Edwina aludía en aquella ocasión al tratado de urbanidad gracias al cual las mexicanas aprendían buenas costumbres. Habló de él mientras abría uno de los libros de su despacho.

—Mira —indicó—. Este dibujo es más provechoso.

Así gastaba tardes, descubriéndole textos preñados de ilustraciones eróticas que había adquirido, según ella, en sus viajes. Un atajo para acercarla a un arte que, eso sí, Aurora solo debía emplear en un amor sacralizado.

La verdad es que Edwina aplicaba la pedagogía al grueso de sus mujeres, a las que adoctrinaba en la sabiduría amorosa a fin de obtener las enjundiosas propinas que se granjeaban las meretrices. Muchas de ellas terminaban enloqueciendo a los clientes, quienes no tenían otro camino que desposarlas para sofocar su enganche.

«Capaz si ahora que la tienen dentro, la buscan fuera», así les bendecía la madame.

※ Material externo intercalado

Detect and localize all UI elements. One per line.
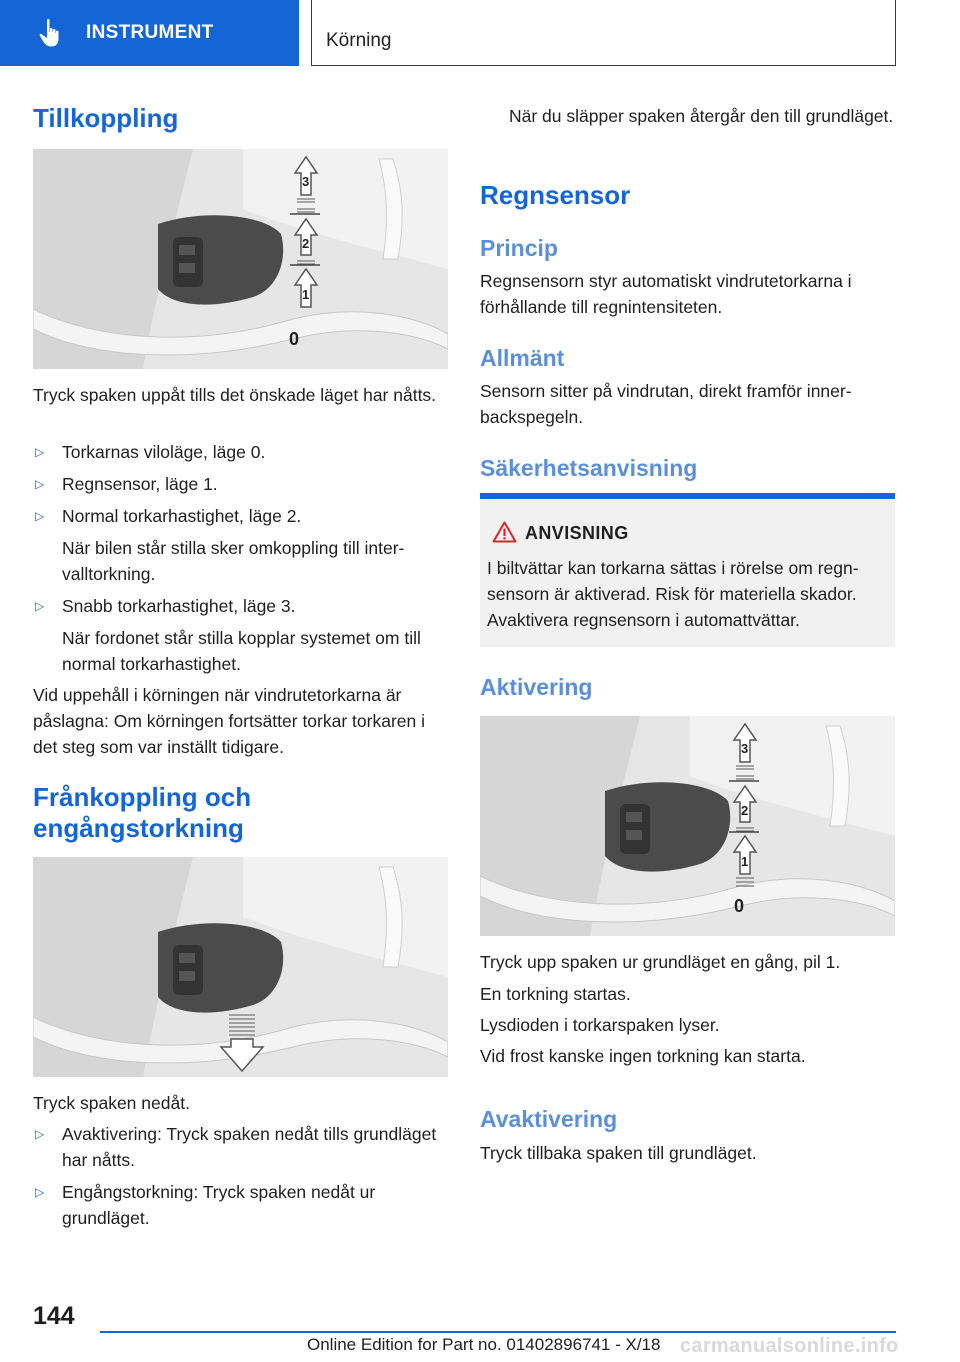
list-item: ▷ Engångstorkning: Tryck spaken nedåt ur grundläget. [33,1179,448,1231]
heading-sakerhetsanvisning: Säkerhetsanvisning [480,455,698,481]
page-header [0,0,960,66]
list-item: ▷ Regnsensor, läge 1. [33,471,448,497]
triangle-bullet-icon: ▷ [35,477,45,491]
wiper-lever-activation-illustration [480,716,895,936]
wiper-lever-down-illustration [33,857,448,1077]
paragraph-tryck-upp: Tryck spaken uppåt tills det önskade läget har nåtts. [33,385,437,405]
triangle-bullet-icon: ▷ [35,509,45,523]
position-0-label: 0 [289,329,300,349]
paragraph-aktivering-2: En torkning startas. [480,984,631,1004]
triangle-bullet-icon: ▷ [35,445,45,459]
paragraph-aktivering-4: Vid frost kanske ingen torkning kan starta. [480,1046,806,1066]
paragraph-uppehall: Vid uppehåll i körningen när vindrutetorkarna är påslagna: Om körningen fortsätter torkar torkaren i det steg som var inställt tidigare. [33,685,425,757]
paragraph-avaktivering: Tryck tillbaka spaken till grundläget. [480,1143,757,1163]
heading-allmant: Allmänt [480,345,565,371]
position-3-label: 3 [741,741,749,756]
paragraph-princip: Regnsensorn styr automatiskt vindrutetorkarna i förhållande till regnintensiteten. [480,271,852,317]
paragraph-aktivering-3: Lysdioden i torkarspaken lyser. [480,1015,720,1035]
chapter-title: Körning [326,30,392,51]
list-item: ▷ Normal torkarhastighet, läge 2. När bilen står stilla sker omkoppling till intervalltorkning. [33,503,448,587]
list-positions-up [33,439,448,677]
list-item: ▷ Snabb torkarhastighet, läge 3. När fordonet står stilla kopplar systemet om till normal torkarhastighet. [33,593,448,677]
triangle-bullet-icon: ▷ [35,599,45,613]
heading-princip: Princip [480,235,558,261]
heading-tillkoppling: Tillkoppling [33,103,179,133]
paragraph-slapper: När du släpper spaken återgår den till grundläget. [509,106,894,126]
page-number: 144 [33,1302,75,1330]
paragraph-allmant: Sensorn sitter på vindrutan, direkt framför innerbackspegeln. [480,381,852,427]
list-positions-down [33,1121,448,1231]
wiper-lever-up-illustration [33,149,448,369]
position-3-label: 3 [302,174,310,189]
triangle-bullet-icon: ▷ [35,1127,45,1141]
position-1-label: 1 [302,287,310,302]
paragraph-tryck-ned: Tryck spaken nedåt. [33,1093,190,1113]
section-title: INSTRUMENT [86,22,214,43]
footer-divider [100,1331,896,1333]
safety-note-box [480,493,895,647]
position-0-label: 0 [734,896,745,916]
chapter-box [311,0,896,66]
warning-triangle-icon [492,521,517,543]
section-tab[interactable] [0,0,299,66]
note-title: ANVISNING [525,523,629,543]
triangle-bullet-icon: ▷ [35,1185,45,1199]
heading-aktivering: Aktivering [480,674,593,700]
note-body: I biltvättar kan torkarna sättas i rörelse om regnsensorn är aktiverad. Risk för materiella skador. Avaktivera regnsensorn i automattvättar. [487,558,859,630]
heading-frankoppling: Frånkoppling och engångstorkning [33,782,252,843]
paragraph-aktivering-1: Tryck upp spaken ur grundläget en gång, pil 1. [480,952,841,972]
footer-edition: Online Edition for Part no. 01402896741 - X/18 [307,1335,661,1354]
list-item: ▷ Torkarnas viloläge, läge 0. [33,439,448,465]
heading-avaktivering: Avaktivering [480,1106,618,1132]
position-2-label: 2 [302,236,310,251]
hand-pointer-icon [38,18,64,48]
position-1-label: 1 [741,854,749,869]
position-2-label: 2 [741,803,749,818]
list-item: ▷ Avaktivering: Tryck spaken nedåt tills grundläget har nåtts. [33,1121,448,1173]
watermark: carmanualsonline.info [680,1335,899,1357]
heading-regnsensor: Regnsensor [480,180,631,210]
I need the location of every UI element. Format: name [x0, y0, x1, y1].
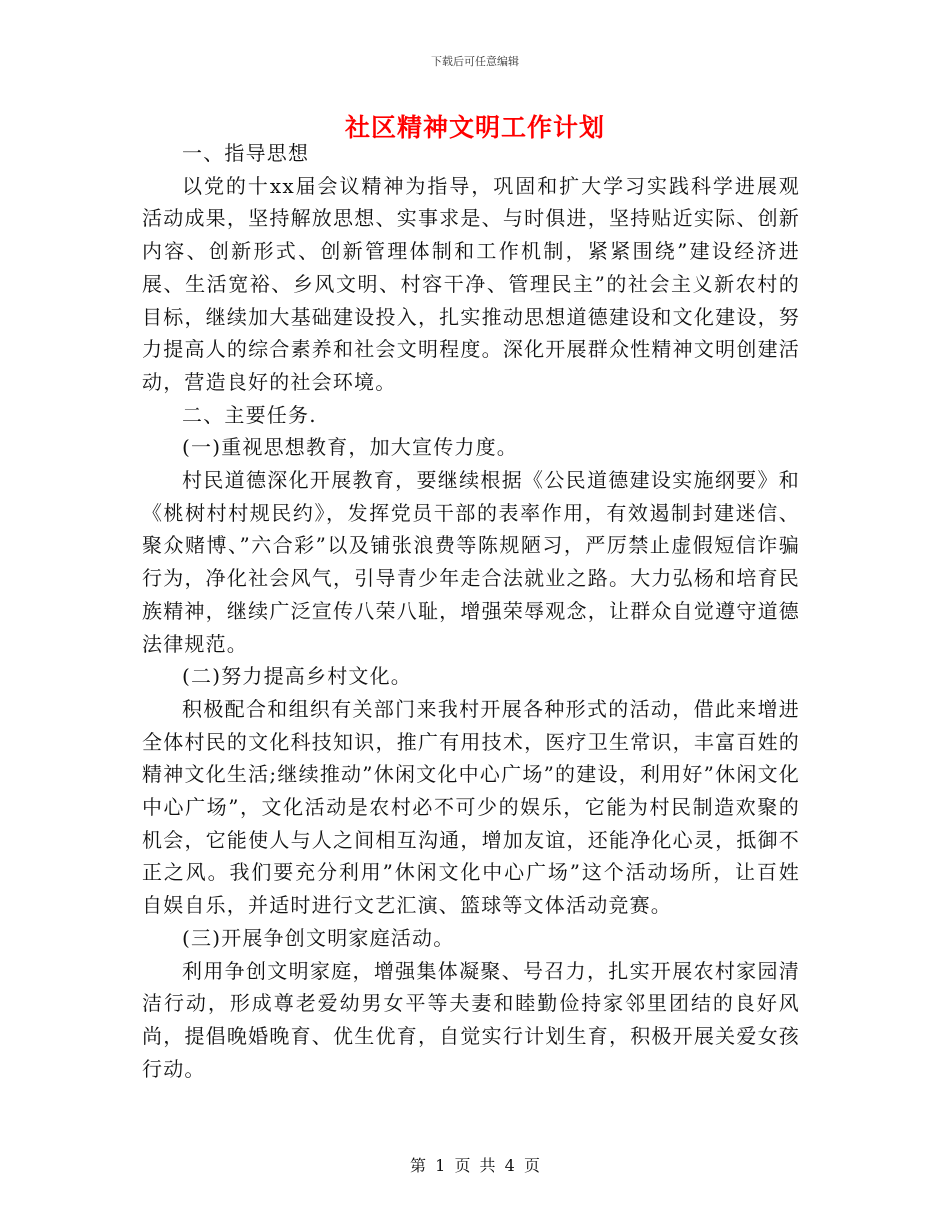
paragraph-rural-culture: 积极配合和组织有关部门来我村开展各种形式的活动，借此来增进全体村民的文化科技知识，推广有用技术，医疗卫生常识，丰富百姓的精神文化生活;继续推动”休闲文化中心广场”的建设，利用好”休闲文化中心广场”，文化活动是农村必不可少的娱乐，它能为村民制造欢聚的机会，它能使人与人之间相互沟通，增加友谊，还能净化心灵，抵御不正之风。我们要充分利用”休闲文化中心广场”这个活动场所，让百姓自娱自乐，并适时进行文艺汇演、篮球等文体活动竞赛。 [142, 696, 800, 918]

Como Edwina echaba imaginación al negocio, entre sus proveedores había jarochos heterodoxos. Es decir, un abanico de profesiones que sorprendería al más beato: desde el cerero de la catedral hasta las costureras más ilustres de Veracruz; pasando por cocineros, ilustradores, o carpinteros que nunca habrían imaginado tener que construir unas banquetas tan enrevesadas, ni para usos tan impúdicos. Lo primero que hizo antes de inaugurar La Orgía Dorada fue amasar un buen número de falos en todas las formas y tamaños. El cerero recibió el encargo estupefacto.

—Mil novenas le rezaría a la Virgen por no haberla oído —repetía sin cesar.

—Elija el precio y yo, la fecha de la entrega —resolvía ella—. No vayamos a discutir en casa del Señor.

Acordaron los detalles y el artesano se puso manos a la obra, hasta que cien reproducciones fálicas —con sus pieles, venas y orificios— terminaron en las lenguas de las putas, que hubieron de lamerlas como sabrosas golosinas.

—Del perineo al prepucio sin paradas ni para respirar —ordenaba Edwina en una de esas clases que impartía con disciplina castrense.

—¿Hay que andar tan abajo, doña? —preguntaba a veces alguna al aproximar la lengua al resquicio rectal.

—¡No busques ruido al chicharrón y chupa, mija! Ya te agradecerá el cliente tu oficio.

Una vez las furcias dominaban la felación, entendía que podían pasar al resto del cuerpo. Así, en cueros, se hacían unas a otras lo que deberían practicar después con privacidad y empeño. En este caso, y para facilitar su comprensión, Edwina les mostraba unos cuadros previamente bordados por minuciosas recamadoras, con la quintaesencia del Kama-sutra.

—Esta postura se llama La sirena voladora —detallaba ella—. Además de estimular el clítoris, endurece las cachas. —Después colocaba a las mujeres sobre una de esas butacas construidas ad hoc por los ebanistas de Veracruz—. Esta otra es La tarántula y enerva los brazos, además de la verga.

—¿Qué caso tiene El barco de vela si entre nos no podemos chingar?

—Trae, que no es momento para remilgos ni para andar apretadita —decía a la puta que salía respondona.

Ella les ataba un velón a la cintura y arreglaba el problema.

Con todo lo peor del catálogo de Edwina, estuvieron a punto de violentarla los repugnantes chinos. Presa de este miedo andaba Aurora, cuando comenzaron a surtirle efecto los sedantes y se fue quedando dormida.